When Furnival stopped, the silence was even more profound; none among the City group stirred; everyone was watching him as if expecting more. Yet without repeating himself there was nothing more to say. His mouth was dry and he was sweating at the forehead and the neck although he did not know whether anyone else was aware of that. He expected Hooper or one of his group to speak but it was Robert Yeoman, sitting behind them but not one of them, who rose to his feet, and standing against a well of books, he looked more elegant than among the crowd. He placed a pinch of snuff on the back of his hand, sniffed up each nostril in turn, and then said, ‘Most eloquent, John; never heard such eloquence. You belong at Westminster or in the Bishop’s Palace. Such sentiments do you credit, great credit. At the beginning you told me that you are what you are because you believe in people. ‘Tis not for me to argue with you about how many people are in the mob or whether they could improve themselves by hard work or endeavour. That can be a matter of opinion and no doubt always will be. But it is for me to tell you, John, that anyone who tried to persuade Walpole to create such a peace force would be wasting his time. Walpole will have none of it, nor will the King. Cromwell tried it and left scars enough. A peace force is an army used against the people, John; these people you say you wish to help and protect. An army, I say, in England, to be used against the people day in and day out, not simply at times of riot and disturbance or to keep order on hanging days. You forget one thing, John. You forget that before their possessions, before the sanctity of their homes, aye, and even before their families, Englishmen love freedom.
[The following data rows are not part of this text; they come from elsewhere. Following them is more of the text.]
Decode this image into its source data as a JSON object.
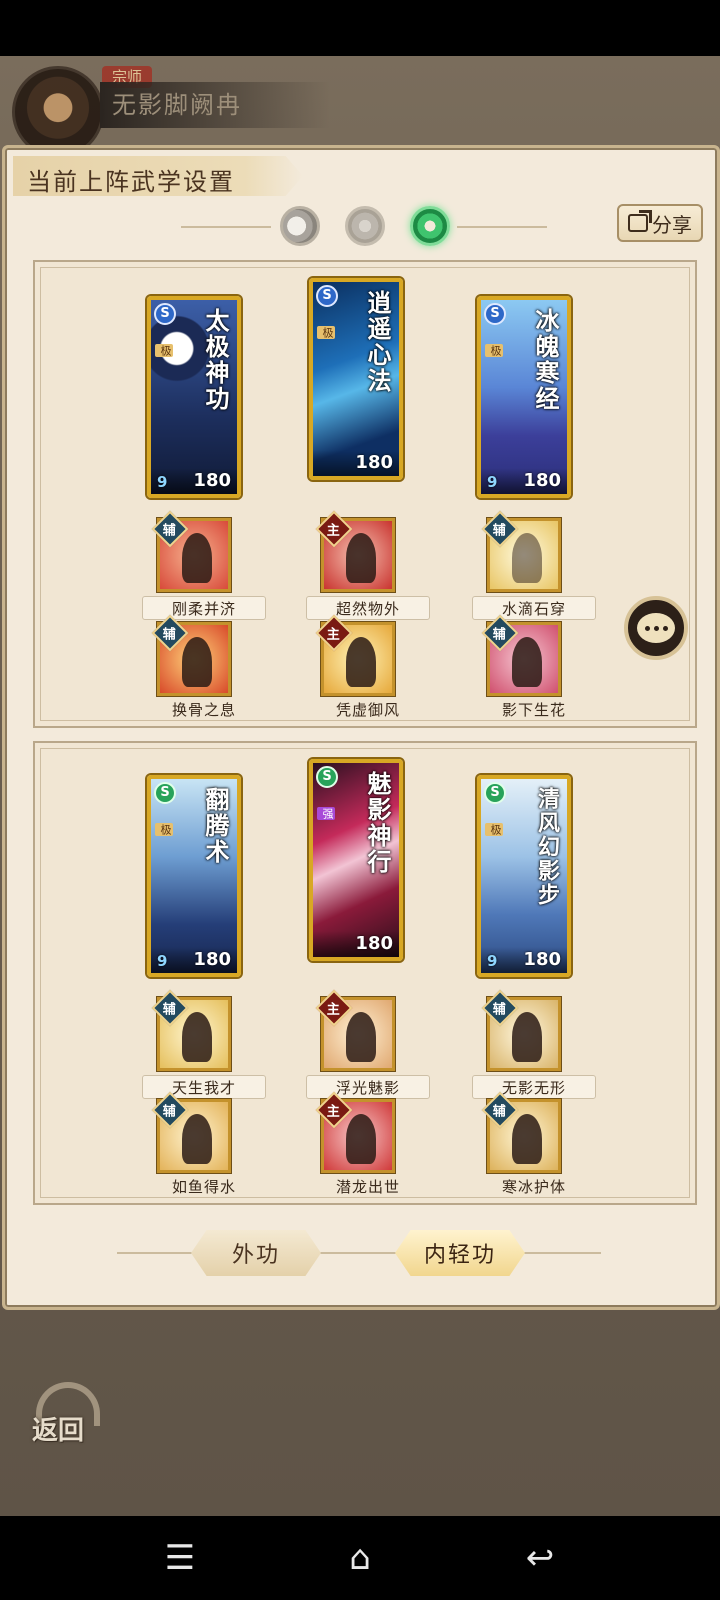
{
  "header": {
    "rank_badge": "宗师",
    "player_name": "无影脚阙冉"
  },
  "panel": {
    "title": "当前上阵武学设置",
    "share_label": "分享",
    "tabs": [
      {
        "label": "外功",
        "active": false
      },
      {
        "label": "内轻功",
        "active": true
      }
    ]
  },
  "groups": [
    {
      "cards": [
        {
          "name": "太极神功",
          "type_icon": "S",
          "grade": "极",
          "level": "9",
          "power": "180"
        },
        {
          "name": "逍遥心法",
          "type_icon": "S",
          "grade": "极",
          "level": "",
          "power": "180"
        },
        {
          "name": "冰魄寒经",
          "type_icon": "S",
          "grade": "极",
          "level": "9",
          "power": "180"
        }
      ],
      "skills": [
        {
          "name": "刚柔并济",
          "role": "辅"
        },
        {
          "name": "超然物外",
          "role": "主"
        },
        {
          "name": "水滴石穿",
          "role": "辅"
        },
        {
          "name": "换骨之息",
          "role": "辅"
        },
        {
          "name": "凭虚御风",
          "role": "主"
        },
        {
          "name": "影下生花",
          "role": "辅"
        }
      ]
    },
    {
      "cards": [
        {
          "name": "翻腾术",
          "type_icon": "S",
          "grade": "极",
          "level": "9",
          "power": "180"
        },
        {
          "name": "魅影神行",
          "type_icon": "S",
          "grade": "强",
          "level": "",
          "power": "180"
        },
        {
          "name": "清风幻影步",
          "type_icon": "S",
          "grade": "极",
          "level": "9",
          "power": "180"
        }
      ],
      "skills": [
        {
          "name": "天生我才",
          "role": "辅"
        },
        {
          "name": "浮光魅影",
          "role": "主"
        },
        {
          "name": "无影无形",
          "role": "辅"
        },
        {
          "name": "如鱼得水",
          "role": "辅"
        },
        {
          "name": "潜龙出世",
          "role": "主"
        },
        {
          "name": "寒冰护体",
          "role": "辅"
        }
      ]
    }
  ],
  "back_label": "返回",
  "nav": {
    "menu": "☰",
    "home": "⌂",
    "back": "↩"
  }
}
The worst of them, the lowest of them, the murderers and thieves who will hang at Tyburn or Tower Hill, would call for freedom with his dying breath. And you would have their streets patrolled by armed men. You would ravage the sanctity of their homes by sending soldiers to search and pry. Who could believe that a man’s wife and daughters would ever be safe if troops patrolled—’

‘May I inquire,’ interrupted Furnival coldly, ‘whether you are speaking for the King, for Walpole, for the people, or for yourself?’

‘As God is my witness, for all four!’

‘May I say a few words?’ Plump-faced Martin Montmorency stood up, and Yeoman immediately gave way to him, as no doubt he would on a day when the House of Commons was behaving courteously.

Furnival felt quite sure what had been planned: that each man should speak in turn, opposing whatever they felt he would propose, if they were of a mind, showing the rest of the family that opposition was not from one but from several men with different interests and different causes for loyalty to the House of Furnival. It was as if witness after witness were standing up to give evidence on behalf of a rogue they knew to be guilty, hoping to impress by weight of numbers even if they could not do so by fact.